No one seemed to understand. Especially not Fratley. For him, it was duty. His father and his father and his father had been Dragoons. And he was good at everything he tried while she was terrible at all the things she really wanted.
But he did practice with her.
She remembered Fratley's hands on her shoulders, urging her into her steps with his calm patience. Ghosting fingers against her skin. He had had to learn it, he told her, and so did she. Knowledge for the sake of knowledge, he said, because maybe one day you'll need it. Maybe one day it will make a difference.
She had scoffed then.
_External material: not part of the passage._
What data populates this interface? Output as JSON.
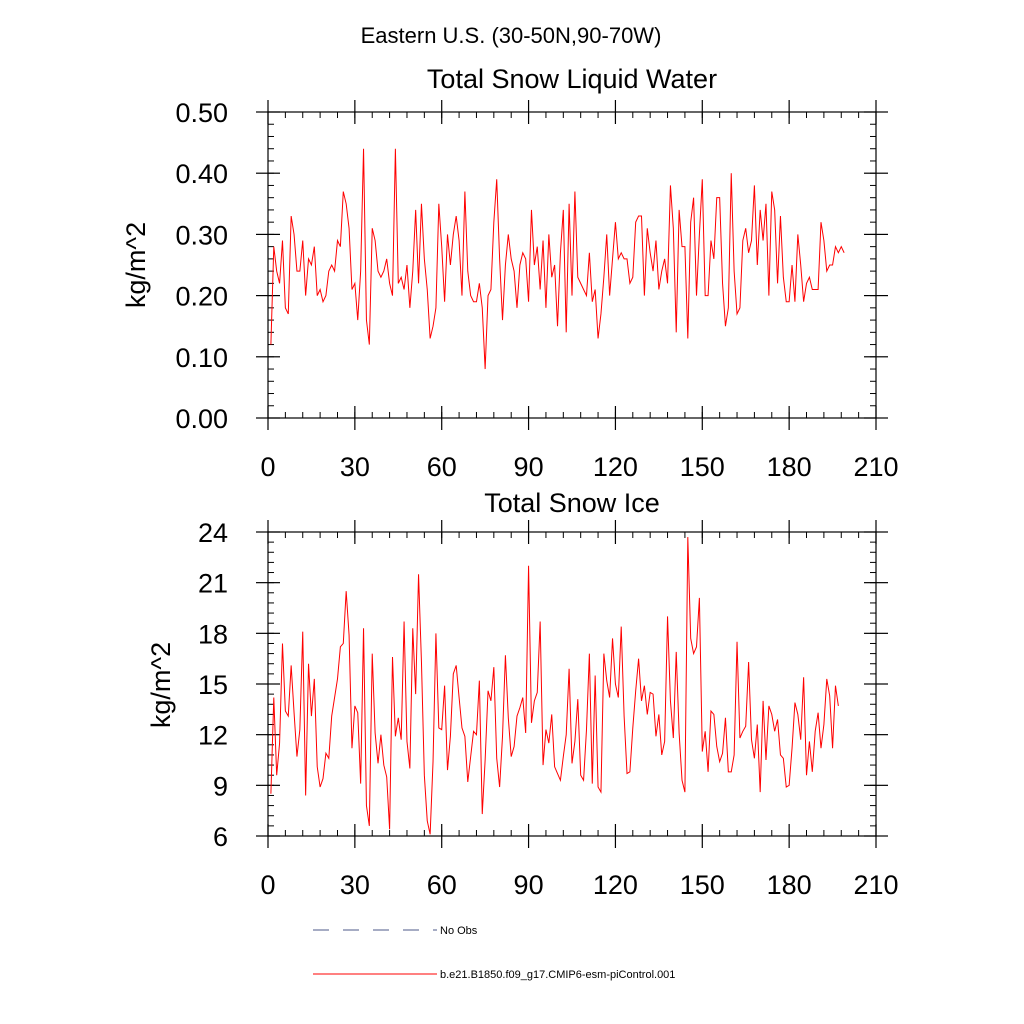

At the end of the day, a Dragoon was a prettily dressed weapon. She was not even that, a scarred and pitted knife made for work that no one wanted. She would never be the timeless creature much adored and loved by all Burmecians. And she had fought every step and twist in the attempt to become it.
And yet here she was now, wrists and ankles bent for the most sacred dance of all. A dragoon and a dancer and a girl, a body of dichotomies It was strange, this churning in her stomach. She wanted to smile and to cry. She wanted to run to Fratley and shake him, even though he didn't know her and wouldn't know why.
He had been right. She needed this. With this one moment, she could forgive them. Not the boys who didn't know better, or the girls who cared too much, or the teachers who refused to see.
But herself, for not believing. And Frately, for forgetting he had.
As expected, it ended all too soon. The string of the harp snapped. The howling outside the door died. But even as the moment ended, she knew something had changed. She felt the mantle of the Dragoon settle on her shoulders in a way it never had as her King and her people watched her dash after the Alexandrian enemy. She would fight for their right to live. And with that, it all came full circle
For she had been right too, just a little. A dragoon was a weapon. She was a blade, a little tarnished, doing the job that no one could.